Personally I would stop emphasizing what a commitment games are. Doesn't really sound fun when you're being told repeatedly that's it's going to be an extended chore that you're obligated to complete.
Also, I wouldn't worry about 'bridging the gap between games and cinema.' In my experience games that are unique experiences stand out far more to non-gamers then games that mimic movies. For example, my own dad had no interest in games whatsoever for the longest time, but once when I was in high school he came in my room and saw me playing SimCity on my laptop and started asking about it. We installed it on our office desktop and he got really into it. Meanwhile I feel like if I tried to get him into RDR he'd often just think "Why do I need to go through the motions of playing the game parts of this, I just want to see the story." There's a lot of things you start taking for granted if you've been playing games your whole life, and constantly walking between mission start points only to be directed to go on another long walk once you get there isn't interesting to many people.
As others have said I would be very hesitant to start with something as complicated as RDR too, it's going to take some time for a completely new player to wrap their heads around controlling the character and the camera, another thing that's easy to take for granted if you've been gaming for your whole life. And personally I disagree with the idea of playing an RPG and letting your dad make the decisions, that sounds boring as hell and sounds like a horrible way of trying to get your dad to appreciate why you like games. I guess you'd just remind him every now and again how much you're having fun actually playing?
If your dad has any interests or hobbies that are represented by games I would start with that. Is he into cars? Forza Horizon would probably be fun, and would be much simpler control-wise. If he's into a sport see if the associated game has some kind of easy/ simple mode. And again, I would strongly suggest games that offer something unique to start with. SimCity, Civ, Xcom, games like that will be easier to grasp the controls of and will also be far more effective in getting your dad to see what it is about games that interest you. "Wow, you really have to think to play this thing" vs "Why is this movie interspersed with all these tedious walking segments." YMMV but something to consider. I also wouldn't worry about starting him off easy with regards to anything other then controls, most games are fairly simple and an adult will able to figure out puzzles and mechanics. In fact that's typically one of the more enjoyable aspects of playing a new game, and deliberately choosing something simple again just isn't a great way to introduce someone to what makes games interesting.

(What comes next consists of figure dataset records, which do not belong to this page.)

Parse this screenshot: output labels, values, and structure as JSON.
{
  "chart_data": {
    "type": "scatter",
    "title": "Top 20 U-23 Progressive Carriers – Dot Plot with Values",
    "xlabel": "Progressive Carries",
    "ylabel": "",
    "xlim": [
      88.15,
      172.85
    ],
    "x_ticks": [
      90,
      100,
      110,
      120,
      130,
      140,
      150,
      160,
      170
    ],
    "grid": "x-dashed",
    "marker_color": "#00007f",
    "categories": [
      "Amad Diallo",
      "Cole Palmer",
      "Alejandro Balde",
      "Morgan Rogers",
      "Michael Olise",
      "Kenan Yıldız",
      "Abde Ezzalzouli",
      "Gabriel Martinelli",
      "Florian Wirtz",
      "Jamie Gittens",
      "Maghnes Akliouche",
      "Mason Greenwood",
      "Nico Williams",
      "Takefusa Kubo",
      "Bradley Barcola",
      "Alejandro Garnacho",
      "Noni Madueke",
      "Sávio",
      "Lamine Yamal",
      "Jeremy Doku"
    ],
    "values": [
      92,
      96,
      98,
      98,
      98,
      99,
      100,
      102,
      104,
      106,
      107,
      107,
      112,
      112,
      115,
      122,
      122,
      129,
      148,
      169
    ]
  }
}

This is a good idea, honestly.
I'm not sure I agree with everyone telling me to avoid games with camera control like the plague.
Try it then. But don't be surprised when you hand him the controller and he misses all of the set pieces in TLOU's opening because the camera is wildly oscillating between the floor and sky. I've introduced a few people to games and they always seem to avoid moving the camera until it's necessary, so in a third-person game they'll walk around with the camera fixed in place a lot of the time.
Again, it's very easy to take for granted how easy it is to independently control a character and a camera when you've been doing it for years. You need to decide how much time during your dad's initial sessions you want him to be practicing controls vs. actually experiencing the game.
If I'm pushing him to play a game I've never played before, much less a game I don't love, it would defeat the point a little, no?
It depends, is the idea to try to get your dad to appreciate why you like games in general, or why you like one specific game? The former would be a lot easier to achieve, and might get your dad into gaming as a whole. You're most likely to end up disappointed if you're dead set on the latter. Imagine your dad had never watched a movie and you wanted to introduce him to one. Would it be better to say "Hey, you really like Star Trek and sci-fi novels and love comedy so let's check out
Starship Troopers" or "I know you're really into WW2 so let's watch
Saving Private Ryan", or "I'm not really into anything you like and I love Jim Carrey, so here's
The Mask." Personally I would prioritize thing like ease of controls and your dad's interests over your own preferences. If your dad shows continued interest in games you can always introduce him to your favorites down the road.